Regardless of who is right or wrong when it comes to the value of organic foods, there is one thing everyone can agree on, organic food is becoming more and more popular with today’s consumers. The Organic Trade Association reports that sales of organic food hit a record $43 billion last year. That’s up more than 8 percent from 2015. Another reason organic products are becoming more prevalent are farming practices that lead to more robust yields than in the past.

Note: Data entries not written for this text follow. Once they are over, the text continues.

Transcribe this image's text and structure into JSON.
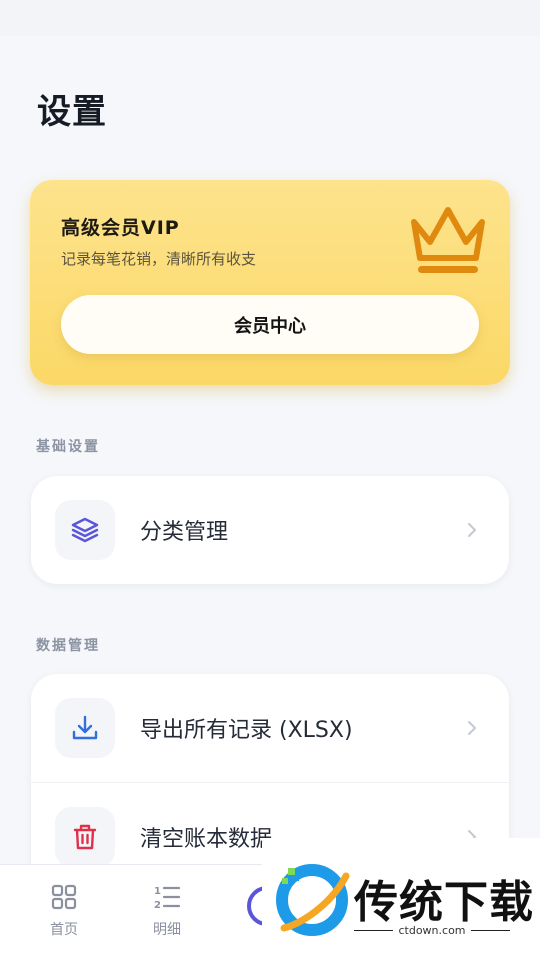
{
  "page": {
    "title": "设置"
  },
  "vip": {
    "title": "高级会员VIP",
    "subtitle": "记录每笔花销，清晰所有收支",
    "button_label": "会员中心",
    "icon": "crown-icon",
    "colors": {
      "card": "#fbd866",
      "crown": "#e0890f"
    }
  },
  "sections": {
    "basic": {
      "label": "基础设置",
      "items": [
        {
          "label": "分类管理",
          "icon": "layers-icon",
          "icon_color": "#5a55d9"
        }
      ]
    },
    "data": {
      "label": "数据管理",
      "items": [
        {
          "label": "导出所有记录 (XLSX)",
          "icon": "download-icon",
          "icon_color": "#2f6fe0"
        },
        {
          "label": "清空账本数据",
          "icon": "trash-icon",
          "icon_color": "#e0304a"
        }
      ]
    }
  },
  "tabbar": {
    "items": [
      {
        "label": "首页",
        "icon": "grid-icon"
      },
      {
        "label": "明细",
        "icon": "list-icon"
      }
    ],
    "accent": "#5a55d9"
  },
  "watermark": {
    "title": "传统下载",
    "url": "ctdown.com"
  }
}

While growing organic corn can be profitable, there are some challenges involved in its production. What follows is a brief overview of some of the issues involved in organic corn production:

Land Standards

As is the case with all organically certified crops, there is a required three-year period from when a prohibited material was last applied to the land. This is considered a transition period of the land and during this period any corn grown on the land must be sold as conventional.

Crop Rotation

In most cases, organic producers will use diverse crop rotations. This is designed to minimize weeds, insects and disease. It also helps to increase natural diversity. Planting a rotation of corn, hay, oats and wheat as well as cover crops also helps to provide year-round coverage and necessary nitrogen levels. It also allows nutrients to be recycled.

Delayed Planting

Delayed corn planting helps the crop to emerge faster and combat weeds. It also reduces the need for a starter fertilizer and cover crops accumulate more nitrogen before being cut. In addition, the delayed silking will prevent pollen contamination from any adjacent non-organic cornfields.

Soil Management

Soil fertility management must be carefully undertaken keeping in mind that relying on nitrogen from a legume cover crop and manure, and phosphorus and potassium from manure, will be the most cost-effective method.

Harvesting and Storage

Harvesting corn requires a combine that is free from any contamination with conventional seed corn. Other than that harvest practices for organic and conventional corn are relatively similar. Storage methods also are similar keeping in mind that fumigants and pesticides cannot be used when storing organic corn.

There are certainly challenges when it comes to producing organic corn, however, the return on investment can be significantly higher than conventional corn. Further, given the growing demand of organic foods, prices for organic corn is likely to continue to rise.